The Red Bank Rockers would tour extensively between 1981 and 1984, including an appearance on the Alan Thicke's late night TV show Thicke of the Night. Also during this period, Bowen lent his vocals to Little Steven & the Disciples of Souls album Men Without Women, the Bruce Springsteen-produced Gary U.S. Bonds album On the Line and the Garry Tallent of the E Street Band-produced album We've Got the Love.

One of the highlights of Bruce Springsteen's 1985 Born in the U.S.A. multi-night Meadowland's engagement at Giants Stadium was JT's appearance singing “Woman’s Got the Power” alongside Springsteen
. Bowen had fronted many bands as well during this period: notably The Shore Patrol with Asbury Jukes Saxophone player Ed Manion and former E Street drummer Ernest Carter.

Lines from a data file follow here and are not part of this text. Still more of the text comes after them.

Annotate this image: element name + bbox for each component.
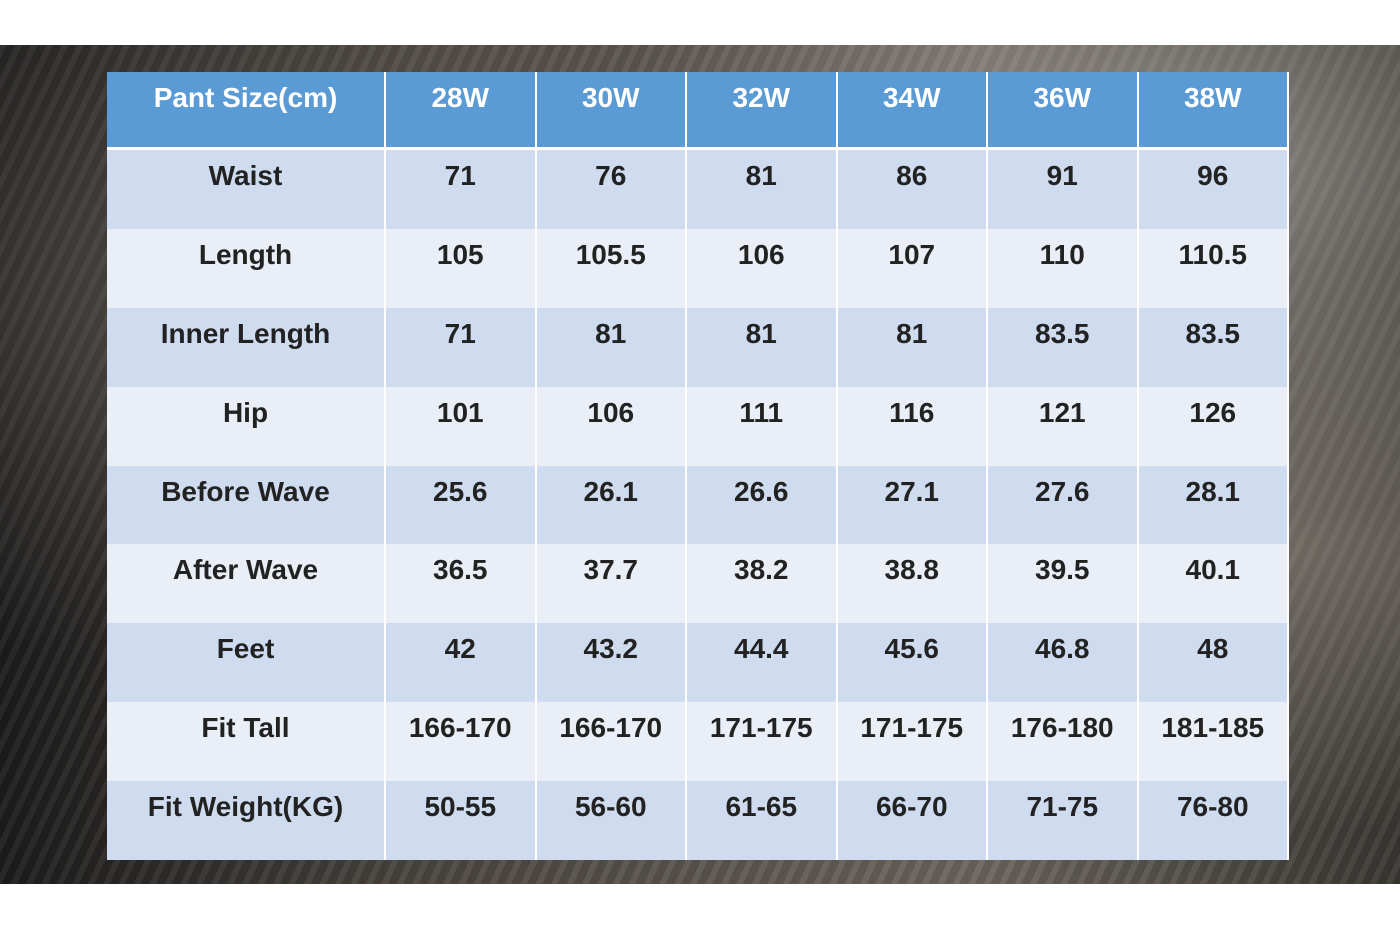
table-cell: 176-180 xyxy=(988,702,1139,782)
table-cell: 26.1 xyxy=(536,465,687,545)
table-cell: 45.6 xyxy=(837,623,988,703)
table-cell: 71 xyxy=(386,150,537,229)
table-cell: 105.5 xyxy=(536,228,687,308)
table-cell: 40.1 xyxy=(1138,544,1289,624)
table-cell: 46.8 xyxy=(988,623,1139,703)
table-cell: 83.5 xyxy=(988,307,1139,387)
row-label: Fit Weight(KG) xyxy=(107,781,386,860)
header-cell: 34W xyxy=(837,72,988,150)
row-label: Waist xyxy=(107,150,386,229)
row-label: Fit Tall xyxy=(107,702,386,782)
table-cell: 181-185 xyxy=(1138,702,1289,782)
table-cell: 44.4 xyxy=(687,623,838,703)
header-cell: Pant Size(cm) xyxy=(107,72,386,150)
table-cell: 110.5 xyxy=(1138,228,1289,308)
table-cell: 110 xyxy=(988,228,1139,308)
row-label: Length xyxy=(107,228,386,308)
table-cell: 166-170 xyxy=(386,702,537,782)
row-label: Feet xyxy=(107,623,386,703)
table-cell: 106 xyxy=(687,228,838,308)
header-cell: 38W xyxy=(1138,72,1289,150)
table-cell: 166-170 xyxy=(536,702,687,782)
table-cell: 71 xyxy=(386,307,537,387)
table-cell: 101 xyxy=(386,386,537,466)
table-cell: 42 xyxy=(386,623,537,703)
table-cell: 107 xyxy=(837,228,988,308)
row-label: Hip xyxy=(107,386,386,466)
table-cell: 38.2 xyxy=(687,544,838,624)
table-cell: 86 xyxy=(837,150,988,229)
table-cell: 76-80 xyxy=(1138,781,1289,860)
size-table: Pant Size(cm) 28W 30W 32W 34W 36W 38W Waist 71 76… xyxy=(107,72,1289,860)
table-cell: 71-75 xyxy=(988,781,1139,860)
table-cell: 38.8 xyxy=(837,544,988,624)
header-cell: 28W xyxy=(386,72,537,150)
table-cell: 96 xyxy=(1138,150,1289,229)
table-cell: 91 xyxy=(988,150,1139,229)
table-cell: 171-175 xyxy=(837,702,988,782)
row-label: Before Wave xyxy=(107,465,386,545)
table-cell: 27.1 xyxy=(837,465,988,545)
table-cell: 83.5 xyxy=(1138,307,1289,387)
header-cell: 36W xyxy=(988,72,1139,150)
table-cell: 81 xyxy=(536,307,687,387)
table-cell: 76 xyxy=(536,150,687,229)
table-cell: 39.5 xyxy=(988,544,1139,624)
table-cell: 27.6 xyxy=(988,465,1139,545)
table-cell: 106 xyxy=(536,386,687,466)
table-cell: 81 xyxy=(837,307,988,387)
header-cell: 30W xyxy=(536,72,687,150)
table-cell: 37.7 xyxy=(536,544,687,624)
table-cell: 126 xyxy=(1138,386,1289,466)
table-cell: 28.1 xyxy=(1138,465,1289,545)
header-cell: 32W xyxy=(687,72,838,150)
table-cell: 81 xyxy=(687,307,838,387)
table-cell: 25.6 xyxy=(386,465,537,545)
table-cell: 121 xyxy=(988,386,1139,466)
table-cell: 171-175 xyxy=(687,702,838,782)
table-cell: 43.2 xyxy=(536,623,687,703)
table-cell: 111 xyxy=(687,386,838,466)
table-cell: 105 xyxy=(386,228,537,308)
row-label: Inner Length xyxy=(107,307,386,387)
table-cell: 48 xyxy=(1138,623,1289,703)
table-cell: 50-55 xyxy=(386,781,537,860)
table-cell: 66-70 xyxy=(837,781,988,860)
table-cell: 26.6 xyxy=(687,465,838,545)
table-cell: 81 xyxy=(687,150,838,229)
row-label: After Wave xyxy=(107,544,386,624)
table-cell: 36.5 xyxy=(386,544,537,624)
table-cell: 56-60 xyxy=(536,781,687,860)
table-cell: 116 xyxy=(837,386,988,466)
table-cell: 61-65 xyxy=(687,781,838,860)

In the early 1990s, he also had toured Japan with the band Joey Leone's Chop Shop.

===2010s===
In Jan 2011, he performed at Clarence Clemons 69th Birthday Bash at the Hard Rock Cafe Seminole in Hollywood, Fla. He then reemerged on the Asbury Park Music Scene on April 3, 2011, with a sold out Stone Pony show with the Sensational Soul Cruisers. On July 17, 2011, Bowen and the Soul Cruisers were joined on stage at the Wonder Bar by Bruce Springsteen at a tribute show to Clarence Clemons. On October 22, 2011, he joined Springsteen again at the Stone Pony for the Third Annual Boston College Bar Band Bash.